And then — and here’s the part that is so bizarre that it takes a while to really believe it — “citizen scientist” and creationist Forrest Mims apparently heard Pianka give a talk, and decided that Pianka is advocating that we release a virus to kill 90% of the Earth’s population. Completely untrue, of course; just a simple-minded and mean-spirited twisting of the guy’s words. Even from the original story, you could tell that there was a serious disconnect between portrayal and reality — the actual quotes from Pianka didn’t measure up to the surrounding alarmist hysteria.

But the right-wing/creationist blogosphere has gone completely nutso over this. I thought my fellow left-wing/scientific friends might be exaggerating the reaction a bit, but it’s true — dozens of posts about the crazy “Dr. Doom” who longs to bring down our civilization through bioterrorism. ID advocate (and tireless defender of academic freedom!) William Dembski has taken the obvious step for someone who is unhinged but nevertheless concerned — he has reported Pianka to the Department of Homeland Security. A good summary of the craziness has been written by Nick Matzke at the Panda’s Thumb; more coverage from PZ Myers (and here), Ed Brayton, Wesley Elsberry (and here), and DarkSyde (and here).

There’s a lesson here, although damned if I can figure out what it is. PZ thinks that these people are just anti-academic, and that it’s part of a campaign to discredit the very notion of expertise.
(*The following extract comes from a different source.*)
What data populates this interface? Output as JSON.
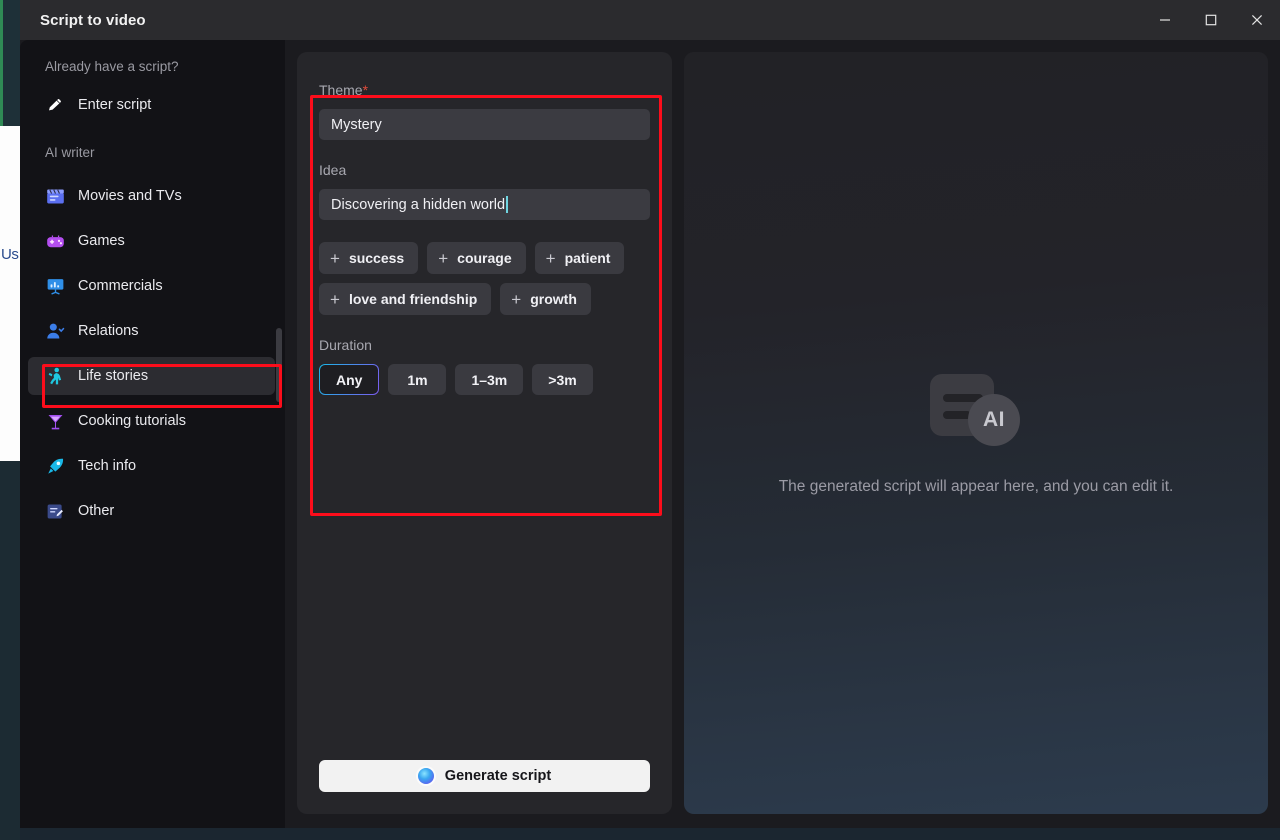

But I suspect that it’s less calculated than that — we’re talking about folks who find it completely plausible to imagine that liberal biology professors are eager to wipe out most of the human race. The basic cognitive short-circuit seems to be an inability to understand the difference between a sentiment of the form “A human population of one billion is more ecologically sustainable than one of six billion” and something like “I would like to personally murder five out of every six living people.” It’s the right-wing equivalent of people who think that the 9/11 attacks were orchestrated by Halliburton and/or the Mossad. Except that it’s not a fringe movement; the buzz is all over the right hemiblogosphere, and was straightforwardly reported by Matt Drudge and others.
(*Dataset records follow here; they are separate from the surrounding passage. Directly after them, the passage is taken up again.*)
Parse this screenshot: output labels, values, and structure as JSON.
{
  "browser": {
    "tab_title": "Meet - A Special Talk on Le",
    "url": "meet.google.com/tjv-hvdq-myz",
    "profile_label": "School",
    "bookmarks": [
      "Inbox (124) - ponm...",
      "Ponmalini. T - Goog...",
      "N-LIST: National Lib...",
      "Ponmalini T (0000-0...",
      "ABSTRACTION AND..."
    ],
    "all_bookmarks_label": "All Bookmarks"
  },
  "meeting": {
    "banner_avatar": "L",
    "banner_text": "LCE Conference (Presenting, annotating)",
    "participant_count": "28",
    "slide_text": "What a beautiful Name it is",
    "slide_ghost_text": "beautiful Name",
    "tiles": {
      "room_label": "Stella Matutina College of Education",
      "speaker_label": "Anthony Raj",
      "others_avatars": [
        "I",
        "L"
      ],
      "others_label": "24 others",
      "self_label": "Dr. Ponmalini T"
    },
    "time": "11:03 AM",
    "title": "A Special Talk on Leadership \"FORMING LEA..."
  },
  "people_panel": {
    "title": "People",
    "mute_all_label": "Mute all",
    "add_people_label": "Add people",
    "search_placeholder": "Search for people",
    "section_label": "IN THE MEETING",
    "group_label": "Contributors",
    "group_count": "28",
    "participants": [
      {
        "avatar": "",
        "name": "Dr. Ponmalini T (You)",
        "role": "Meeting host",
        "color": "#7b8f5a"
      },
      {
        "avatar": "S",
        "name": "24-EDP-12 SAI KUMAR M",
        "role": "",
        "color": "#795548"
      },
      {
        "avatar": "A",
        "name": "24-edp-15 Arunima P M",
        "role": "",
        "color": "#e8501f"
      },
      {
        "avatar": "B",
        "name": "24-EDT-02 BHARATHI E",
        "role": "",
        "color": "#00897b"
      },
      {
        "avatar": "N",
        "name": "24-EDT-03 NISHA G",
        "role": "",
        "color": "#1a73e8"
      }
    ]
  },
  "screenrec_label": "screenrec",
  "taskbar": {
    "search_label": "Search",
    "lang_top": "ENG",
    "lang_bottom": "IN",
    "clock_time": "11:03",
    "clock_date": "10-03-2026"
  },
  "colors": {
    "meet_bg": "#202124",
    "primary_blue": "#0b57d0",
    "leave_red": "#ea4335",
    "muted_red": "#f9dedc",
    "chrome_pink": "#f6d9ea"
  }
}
Next time I mention that a decay of our vacuum state via bubble nucleation could wipe out life on Earth, I’ll make sure there aren’t any creationists in the audience. I can’t imagine explaining that to the Department of Homeland Security.

  • http://mixingmemory.blogspot.com Chris

    I’ve got to agree with your take: this is just what liberal, atheistic scientists, especially biologists, are supposed to be doing: advocating or carrying out the destruction of mankind. I honestly think that Dembski is (just) bright enough to suspect that there might be some untruth in Mims account, but Dembski is also (just) bright enough to recognize that this story will play to his audience’s stereotypes and paranoia, and further his own agenda.

  • Spatulated

    I saw this on digg.com. It’s ridiculous, one guy, one in a room of a few hundred (and that’s a number he gave himself) is the only one smart enough to notice the conspiracy of academia and the only one moral enough to be offended? Savior complex, anyone?
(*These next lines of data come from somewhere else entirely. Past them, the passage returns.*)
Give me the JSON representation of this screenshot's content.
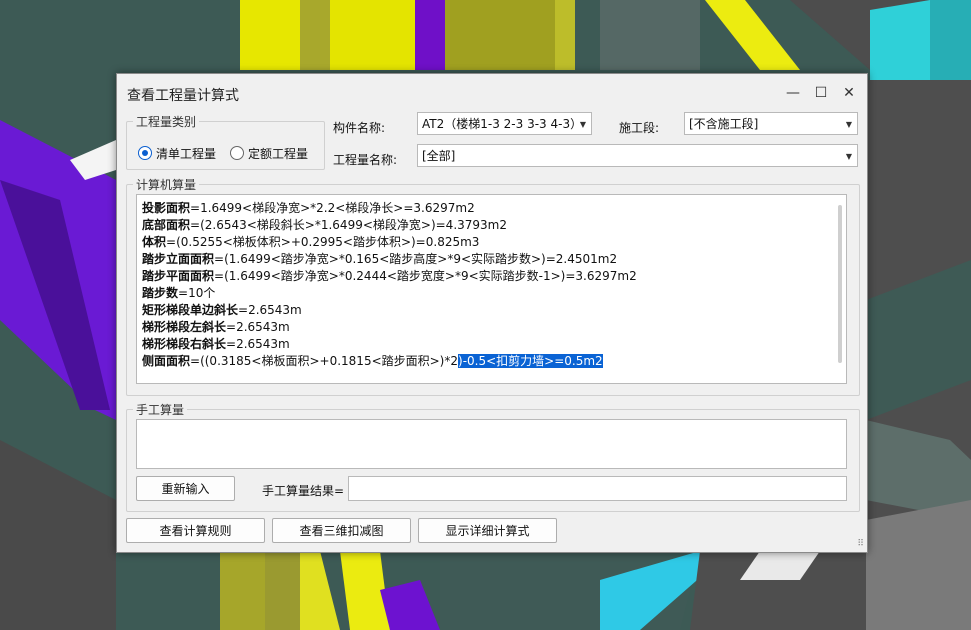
{
  "dialog": {
    "title": "查看工程量计算式",
    "minimize_label": "—",
    "maximize_label": "☐",
    "close_label": "✕"
  },
  "category": {
    "group_label": "工程量类别",
    "options": [
      {
        "label": "清单工程量",
        "selected": true
      },
      {
        "label": "定额工程量",
        "selected": false
      }
    ]
  },
  "component": {
    "label": "构件名称:",
    "value": "AT2（楼梯1-3 2-3 3-3 4-3）"
  },
  "construction_stage": {
    "label": "施工段:",
    "value": "[不含施工段]"
  },
  "quantity_name": {
    "label": "工程量名称:",
    "value": "[全部]"
  },
  "computer_calc": {
    "group_label": "计算机算量",
    "lines": [
      {
        "name": "投影面积",
        "expr": "=1.6499<梯段净宽>*2.2<梯段净长>=3.6297m2"
      },
      {
        "name": "底部面积",
        "expr": "=(2.6543<梯段斜长>*1.6499<梯段净宽>)=4.3793m2"
      },
      {
        "name": "体积",
        "expr": "=(0.5255<梯板体积>+0.2995<踏步体积>)=0.825m3"
      },
      {
        "name": "踏步立面面积",
        "expr": "=(1.6499<踏步净宽>*0.165<踏步高度>*9<实际踏步数>)=2.4501m2"
      },
      {
        "name": "踏步平面面积",
        "expr": "=(1.6499<踏步净宽>*0.2444<踏步宽度>*9<实际踏步数-1>)=3.6297m2"
      },
      {
        "name": "踏步数",
        "expr": "=10个"
      },
      {
        "name": "矩形梯段单边斜长",
        "expr": "=2.6543m"
      },
      {
        "name": "梯形梯段左斜长",
        "expr": "=2.6543m"
      },
      {
        "name": "梯形梯段右斜长",
        "expr": "=2.6543m"
      }
    ],
    "last_line": {
      "name": "侧面面积",
      "expr": "=((0.3185<梯板面积>+0.1815<踏步面积>)*2",
      "selected_expr": ")-0.5<扣剪力墙>=0.5m2"
    }
  },
  "manual_calc": {
    "group_label": "手工算量",
    "reenter_button": "重新输入",
    "result_label": "手工算量结果="
  },
  "footer": {
    "view_rules_button": "查看计算规则",
    "view_3d_button": "查看三维扣减图",
    "show_detail_button": "显示详细计算式"
  }
}
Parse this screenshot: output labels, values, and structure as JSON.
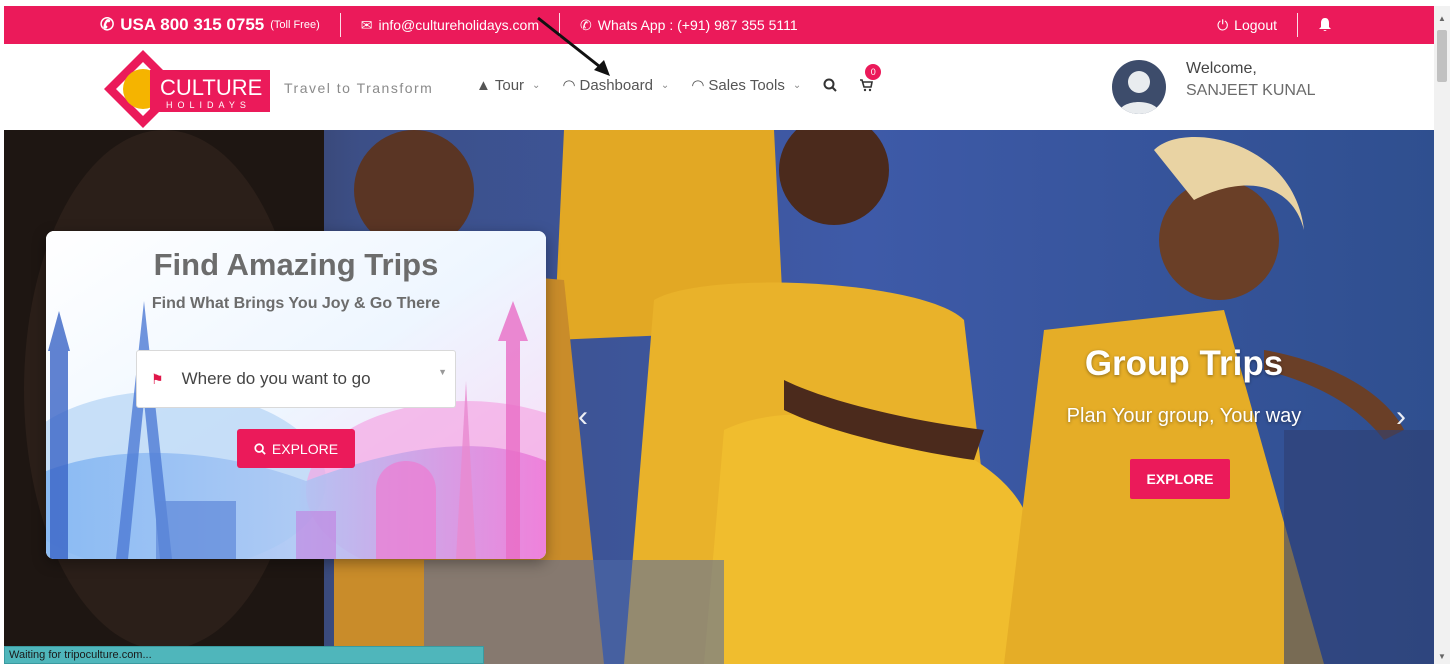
{
  "topbar": {
    "phone": "USA 800 315 0755",
    "phone_note": "(Toll Free)",
    "email": "info@cultureholidays.com",
    "whatsapp": "Whats App : (+91) 987 355 5111",
    "logout": "Logout",
    "bell_icon": "bell-icon"
  },
  "brand": {
    "name_top": "CULTURE",
    "name_bottom": "HOLIDAYS",
    "tagline": "Travel to Transform"
  },
  "menu": {
    "items": [
      {
        "label": "Tour",
        "icon": "tour-icon"
      },
      {
        "label": "Dashboard",
        "icon": "dashboard-icon"
      },
      {
        "label": "Sales Tools",
        "icon": "gauge-icon"
      }
    ],
    "cart_count": "0"
  },
  "user": {
    "greeting": "Welcome,",
    "name": "SANJEET KUNAL"
  },
  "search_card": {
    "title": "Find Amazing Trips",
    "subtitle": "Find What Brings You Joy & Go There",
    "select_placeholder": "Where do you want to go",
    "button": "EXPLORE"
  },
  "slide": {
    "title": "Group Trips",
    "subtitle": "Plan Your group, Your way",
    "button": "EXPLORE"
  },
  "status": "Waiting for tripoculture.com...",
  "colors": {
    "accent": "#eb1a5a",
    "brand_yellow": "#f5b400"
  }
}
    oh and hi, i am new to this blog. love what i have read, i have been looking for a good science blog for a while and this one seems to fit pretty well.

  • Tom Ames

    It’s important to remember that last year the Discovery Institute hired Creative Response Concepts, the PR firm that helped the “Swift Boat Veterans” smear John Kerry.

    It’s quite possible that this latest assault is part of a coordinated campaign.

  • http://www.badastronomy.com/bablog Phil Plait, aka The Bad Astronomer

    I chimed in on this as well. Dembski sickens me.

  • http://motls.blogspot.com/ Lubos Motl

    If you have any doubts that Prof. Pianka has been preaching and teaching the extermination of 90% of people by Ebola for years, see my blog where I prove it.

  • bible burner

    right hemiblogosphere, LOL.

  • http://blogs.discovermagazine.com/cosmicvariance/sean/ Sean

    Thanks, Phil; not sure how I missed that. And thanks, Lubos, for allowing us to see the mindset in action. People might otherwise suspect I was exaggerating.

  • hack

    If you have any doubts that Lubos Motl has descended into utter crackpotism, see his blog where he proves it.

  • StringyDude

    Thanks for covering this Sean.

    I saw it yesterday at some blog and smelled BS but I didn’t have time to chase it down.

  • Spatulated

    @lobos, you quote 1 student as proof? oh and i followed the links of 4 of your “sources” all of which talk about the situation, non of them have direct quotes unless they are quoting what Mims’s said that Pianka said. not much proof

  • http://iso42.blogspot.com Wolfgang

    > quote 1 student as proof?

    Actually two. The first student evaluating Pianka’s course wrote:
    “I don’t root for ebola, but maybe a ban on having more than one child.
    I agree . . . too many people ruining this planet. ”

    The second wrote:
    “Though I agree that convervation biology is of utmost importance to the world, I do not think that preaching that 90% of the human population should die of ebola is the most effective means of encouraging conservation awareness.”

    This was in 2004.

  • http://www.coyotemercury.com/blog1 James

    Unreal. I first heard about it from a few lefty blogs that had apparently only heard the spin from right blogistan. I guess Mark Twain was right: a lie can make it half way around the world while the truth is still tying its shoes. Sigh.

  • Elliot

    great now I have to worry about our vacuum state decaying. On top of everything else….


  • michaeld

    At first I thought this was just right-wing nonsense, but Brenna’s blog entry seems to be very strong evidence the other way.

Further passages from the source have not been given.